On relèvera également que le juge administratif a utilisé ses attributions de plein contentieux en contrôlant la conformité de l’autorisation préfectorale litigieuse au regard de textes applicables à la date du jugement. Le jugement précise en effet :

« Considérant que le juge, lorsqu'il est saisi d'une demande dirigée contre  une décision autorisant ou refusant d'autoriser l'ouverture d'un établissement classé pour la protection de l’environnement, fait application des dispositions législatives et réglementaires en vigueur à la date de sa décision ».
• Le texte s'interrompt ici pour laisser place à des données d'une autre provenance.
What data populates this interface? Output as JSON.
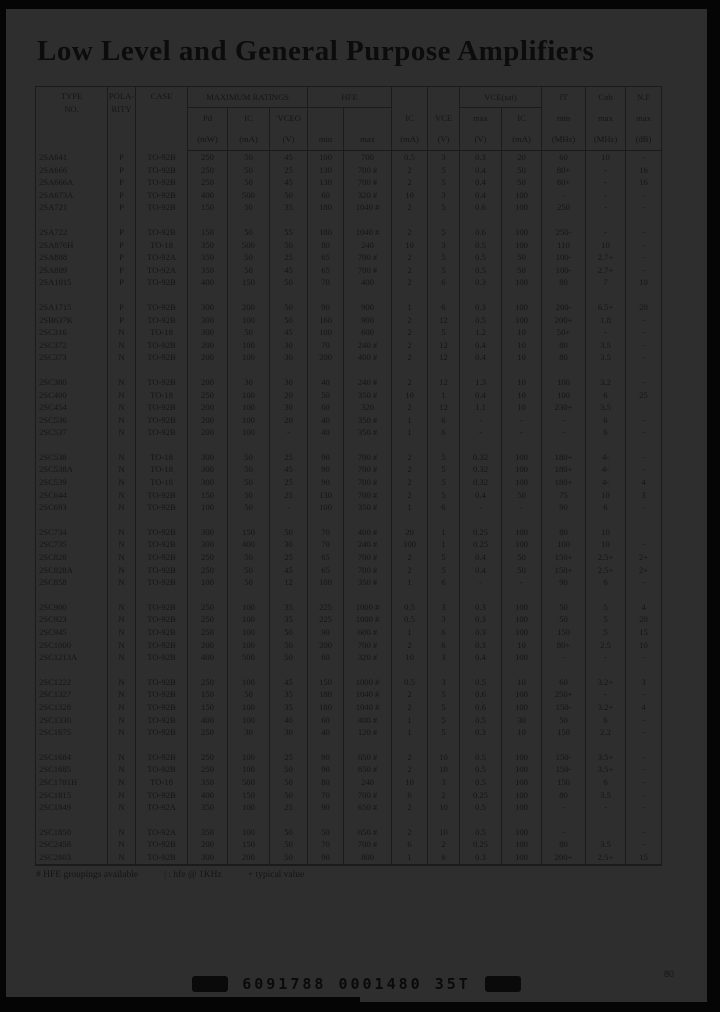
{
  "page": {
    "title": "Low Level and General Purpose Amplifiers",
    "page_number": "80",
    "barcode_text": "6091788 0001480 35T"
  },
  "colors": {
    "page_bg": "#2e2e2e",
    "ink": "#111111",
    "frame": "#050505"
  },
  "footnote": {
    "hfe_groupings": "# HFE groupings available",
    "hfe_1khz": "| :  hfe @ 1KHz",
    "typical": "+ typical value"
  },
  "table": {
    "header": {
      "type": "TYPE",
      "no": "NO.",
      "pola": "POLA-",
      "rity": "RITY",
      "case": "CASE",
      "max_ratings": "MAXIMUM  RATINGS",
      "pd": "Pd",
      "pd_u": "(mW)",
      "ic1": "IC",
      "ic1_u": "(mA)",
      "vceo": "'VCEO",
      "vceo_u": "(V)",
      "hfe": "HFE",
      "hfe_min": "min",
      "hfe_max": "max",
      "ic2": "IC",
      "ic2_u": "(mA)",
      "vce": "VCE",
      "vce_u": "(V)",
      "vcesat": "VCE(sat)",
      "vcesat_max": "max",
      "vcesat_max_u": "(V)",
      "ic3": "IC",
      "ic3_u": "(mA)",
      "ft": "fT",
      "ft_min": "min",
      "ft_u": "(MHz)",
      "cob": "Cob",
      "cob_max": "max",
      "cob_u": "(MHz)",
      "nf": "N.F",
      "nf_max": "max",
      "nf_u": "(dB)"
    },
    "groups": [
      {
        "rows": [
          [
            "2SA641",
            "P",
            "TO-92B",
            "250",
            "50",
            "45",
            "100",
            "700",
            "0.5",
            "3",
            "0.3",
            "20",
            "60",
            "10",
            "-"
          ],
          [
            "2SA666",
            "P",
            "TO-92B",
            "250",
            "50",
            "25",
            "130",
            "700 #",
            "2",
            "5",
            "0.4",
            "50",
            "80+",
            "-",
            "16"
          ],
          [
            "2SA666A",
            "P",
            "TO-92B",
            "250",
            "50",
            "45",
            "130",
            "700 #",
            "2",
            "5",
            "0.4",
            "50",
            "80+",
            "-",
            "16"
          ],
          [
            "2SA673A",
            "P",
            "TO-92B",
            "400",
            "500",
            "50",
            "60",
            "320 #",
            "10",
            "3",
            "0.4",
            "100",
            "-",
            "-",
            "-"
          ],
          [
            "2SA721",
            "P",
            "TO-92B",
            "150",
            "50",
            "35",
            "180",
            "1040 #",
            "2",
            "5",
            "0.6",
            "100",
            "250",
            "-",
            "-"
          ]
        ]
      },
      {
        "rows": [
          [
            "2SA722",
            "P",
            "TO-92B",
            "150",
            "50",
            "55",
            "180",
            "1040 #",
            "2",
            "5",
            "0.6",
            "100",
            "250-",
            "-",
            "-"
          ],
          [
            "2SA876H",
            "P",
            "TO-18",
            "350",
            "500",
            "50",
            "80",
            "240",
            "10",
            "3",
            "0.5",
            "100",
            "110",
            "10",
            "-"
          ],
          [
            "2SA888",
            "P",
            "TO-92A",
            "350",
            "50",
            "25",
            "65",
            "700 #",
            "2",
            "5",
            "0.5",
            "50",
            "100-",
            "2.7+",
            "-"
          ],
          [
            "2SA889",
            "P",
            "TO-92A",
            "350",
            "50",
            "45",
            "65",
            "700 #",
            "2",
            "5",
            "0.5",
            "50",
            "100-",
            "2.7+",
            "-"
          ],
          [
            "2SA1015",
            "P",
            "TO-92B",
            "400",
            "150",
            "50",
            "70",
            "400",
            "2",
            "6",
            "0.3",
            "100",
            "80",
            "7",
            "10"
          ]
        ]
      },
      {
        "rows": [
          [
            "2SA1715",
            "P",
            "TO-92B",
            "300",
            "200",
            "50",
            "90",
            "900",
            "1",
            "6",
            "0.3",
            "100",
            "200-",
            "6.5+",
            "20"
          ],
          [
            "2SB637K",
            "P",
            "TO-92B",
            "300",
            "100",
            "50",
            "160",
            "900",
            "2",
            "12",
            "0.5",
            "100",
            "200+",
            "1.8",
            "-"
          ],
          [
            "2SC316",
            "N",
            "TO-18",
            "300",
            "50",
            "45",
            "100",
            "600",
            "2",
            "5",
            "1.2",
            "10",
            "50+",
            "-",
            "-"
          ],
          [
            "2SC372",
            "N",
            "TO-92B",
            "200",
            "100",
            "30",
            "70",
            "240 #",
            "2",
            "12",
            "0.4",
            "10",
            "80",
            "3.5",
            "-"
          ],
          [
            "2SC373",
            "N",
            "TO-92B",
            "200",
            "100",
            "30",
            "200",
            "400 #",
            "2",
            "12",
            "0.4",
            "10",
            "80",
            "3.5",
            "-"
          ]
        ]
      },
      {
        "rows": [
          [
            "2SC380",
            "N",
            "TO-92B",
            "200",
            "30",
            "30",
            "40",
            "240 #",
            "2",
            "12",
            "1.3",
            "10",
            "100",
            "3.2",
            "-"
          ],
          [
            "2SC400",
            "N",
            "TO-18",
            "250",
            "100",
            "20",
            "50",
            "350 #",
            "10",
            "1",
            "0.4",
            "10",
            "100",
            "6",
            "25"
          ],
          [
            "2SC454",
            "N",
            "TO-92B",
            "200",
            "100",
            "30",
            "60",
            "320",
            "2",
            "12",
            "1.1",
            "10",
            "230+",
            "3.5",
            ""
          ],
          [
            "2SC536",
            "N",
            "TO-92B",
            "200",
            "100",
            "20",
            "40",
            "350 #",
            "1",
            "6",
            "-",
            "-",
            "-",
            "6",
            "-"
          ],
          [
            "2SC537",
            "N",
            "TO-92B",
            "200",
            "100",
            "-",
            "40",
            "350 #",
            "1",
            "6",
            "-",
            "-",
            "-",
            "6",
            "-"
          ]
        ]
      },
      {
        "rows": [
          [
            "2SC538",
            "N",
            "TO-18",
            "300",
            "50",
            "25",
            "90",
            "700 #",
            "2",
            "5",
            "0.32",
            "100",
            "180+",
            "4-",
            "-"
          ],
          [
            "2SC538A",
            "N",
            "TO-18",
            "300",
            "50",
            "45",
            "90",
            "700 #",
            "2",
            "5",
            "0.32",
            "100",
            "180+",
            "4-",
            "-"
          ],
          [
            "2SC539",
            "N",
            "TO-18",
            "300",
            "50",
            "25",
            "90",
            "700 #",
            "2",
            "5",
            "0.32",
            "100",
            "180+",
            "4-",
            "4"
          ],
          [
            "2SC644",
            "N",
            "TO-92B",
            "150",
            "50",
            "25",
            "130",
            "700 #",
            "2",
            "5",
            "0.4",
            "50",
            "75",
            "10",
            "3"
          ],
          [
            "2SC693",
            "N",
            "TO-92B",
            "100",
            "50",
            "-",
            "100",
            "350 #",
            "1",
            "6",
            "-",
            "-",
            "90",
            "6",
            "-"
          ]
        ]
      },
      {
        "rows": [
          [
            "2SC734",
            "N",
            "TO-92B",
            "300",
            "150",
            "50",
            "70",
            "400 #",
            "20",
            "1",
            "0.25",
            "100",
            "80",
            "10",
            ""
          ],
          [
            "2SC735",
            "N",
            "TO-92B",
            "300",
            "400",
            "30",
            "70",
            "240 #",
            "100",
            "1",
            "0.25",
            "100",
            "100",
            "10",
            "-"
          ],
          [
            "2SC828",
            "N",
            "TO-92B",
            "250",
            "50",
            "25",
            "65",
            "700 #",
            "2",
            "5",
            "0.4",
            "50",
            "150+",
            "2.5+",
            "2+"
          ],
          [
            "2SC828A",
            "N",
            "TO-92B",
            "250",
            "50",
            "45",
            "65",
            "700 #",
            "2",
            "5",
            "0.4",
            "50",
            "150+",
            "2.5+",
            "2+"
          ],
          [
            "2SC858",
            "N",
            "TO-92B",
            "100",
            "50",
            "12",
            "100",
            "350 #",
            "1",
            "6",
            "-",
            "-",
            "90",
            "6",
            "-"
          ]
        ]
      },
      {
        "rows": [
          [
            "2SC900",
            "N",
            "TO-92B",
            "250",
            "100",
            "35",
            "225",
            "1000 #",
            "0.5",
            "3",
            "0.3",
            "100",
            "50",
            "5",
            "4"
          ],
          [
            "2SC923",
            "N",
            "TO-92B",
            "250",
            "100",
            "35",
            "225",
            "1000 #",
            "0.5",
            "3",
            "0.3",
            "100",
            "50",
            "5",
            "20"
          ],
          [
            "2SC945",
            "N",
            "TO-92B",
            "250",
            "100",
            "50",
            "90",
            "600 #",
            "1",
            "6",
            "0.3",
            "100",
            "150",
            "5",
            "15"
          ],
          [
            "2SC1000",
            "N",
            "TO-92B",
            "200",
            "100",
            "50",
            "200",
            "700 #",
            "2",
            "6",
            "0.3",
            "10",
            "80+",
            "2.5",
            "10"
          ],
          [
            "2SC1213A",
            "N",
            "TO-92B",
            "400",
            "500",
            "50",
            "60",
            "320 #",
            "10",
            "3",
            "0.4",
            "100",
            "-",
            "-",
            "-"
          ]
        ]
      },
      {
        "rows": [
          [
            "2SC1222",
            "N",
            "TO-92B",
            "250",
            "100",
            "45",
            "150",
            "1000 #",
            "0.5",
            "3",
            "0.5",
            "10",
            "60",
            "3.2+",
            "3"
          ],
          [
            "2SC1327",
            "N",
            "TO-92B",
            "150",
            "50",
            "35",
            "180",
            "1040 #",
            "2",
            "5",
            "0.6",
            "100",
            "250+",
            "-",
            "-"
          ],
          [
            "2SC1328",
            "N",
            "TO-92B",
            "150",
            "100",
            "35",
            "180",
            "1040 #",
            "2",
            "5",
            "0.6",
            "100",
            "150-",
            "3.2+",
            "4"
          ],
          [
            "2SC1330",
            "N",
            "TO-92B",
            "400",
            "100",
            "40",
            "60",
            "400 #",
            "1",
            "5",
            "0.5",
            "30",
            "50",
            "6",
            "-"
          ],
          [
            "2SC1675",
            "N",
            "TO-92B",
            "250",
            "30",
            "30",
            "40",
            "120 #",
            "1",
            "5",
            "0.3",
            "10",
            "150",
            "2.2",
            "-"
          ]
        ]
      },
      {
        "rows": [
          [
            "2SC1684",
            "N",
            "TO-92B",
            "250",
            "100",
            "25",
            "90",
            "650 #",
            "2",
            "10",
            "0.5",
            "100",
            "150-",
            "3.5+",
            "-"
          ],
          [
            "2SC1685",
            "N",
            "TO-92B",
            "250",
            "100",
            "50",
            "90",
            "650 #",
            "2",
            "10",
            "0.5",
            "100",
            "150-",
            "3.5+",
            "-"
          ],
          [
            "2SC1781H",
            "N",
            "TO-18",
            "350",
            "500",
            "50",
            "80",
            "240",
            "10",
            "3",
            "0.5",
            "100",
            "150",
            "6",
            "-"
          ],
          [
            "2SC1815",
            "N",
            "TO-92B",
            "400",
            "150",
            "50",
            "70",
            "700 #",
            "6",
            "2",
            "0.25",
            "100",
            "80",
            "3.5",
            "-"
          ],
          [
            "2SC1849",
            "N",
            "TO-92A",
            "350",
            "100",
            "25",
            "90",
            "650 #",
            "2",
            "10",
            "0.5",
            "100",
            "-",
            "-",
            "-"
          ]
        ]
      },
      {
        "rows": [
          [
            "2SC1850",
            "N",
            "TO-92A",
            "350",
            "100",
            "50",
            "50",
            "650 #",
            "2",
            "10",
            "0.5",
            "100",
            "-",
            "",
            "-"
          ],
          [
            "2SC2458",
            "N",
            "TO-92B",
            "200",
            "150",
            "50",
            "70",
            "700 #",
            "6",
            "2",
            "0.25",
            "100",
            "80",
            "3.5",
            "-"
          ],
          [
            "2SC2603",
            "N",
            "TO-92B",
            "300",
            "200",
            "50",
            "90",
            "800",
            "1",
            "6",
            "0.3",
            "100",
            "200+",
            "2.5+",
            "15"
          ]
        ]
      }
    ]
  }
}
C’est ainsi que le Tribunal administratif contrôle la conformité de l’autorisation ICPE attaquée avec les dispositions de l’arrêté du 10 novembre 2009 « fixant les règles techniques auxquelles doivent satisfaire les installations de méthanisation soumises à autorisation en application du titre Ier du livre V du code de l'environnement ». On soulignera cependant que si l’arrêté du 10 novembre 2009 est postérieure à la date de présentation de sa demande d’autorisation par l’exploitant, il est antérieur à la date de signature de l’arrêté préfectoral octroyant l’autorisation demandée.
Le jugement précise ici :

« Considérant qu'il résulte de l'instruction que le dossier de demande d'autorisation d'exploiter a été déposé le 7 mai 2009 auprès de la préfecture de la Seine-Saint-Denis; que, par suite, le projet objet de la décision querellée doit être regardé comme une installation existante au sens de l 'arrêté du 10 novembre 2009 ; que toutefoi s, il résulte de l'article 53 de ce dernier, publié le 26 novembre 2009, que ses dispositions, à l 'exception des articles 4 et 42, sont applicable s  aux  installations   existantes   dans   un   délai   de  trois  ans   à   compter   du 26 novembre 2009 ; que, dès lors, à la date du présent jugement, l'installation classée dont s'agit était tenue de respecter les dispositions de l'arrêté du 10 novembre 2009 »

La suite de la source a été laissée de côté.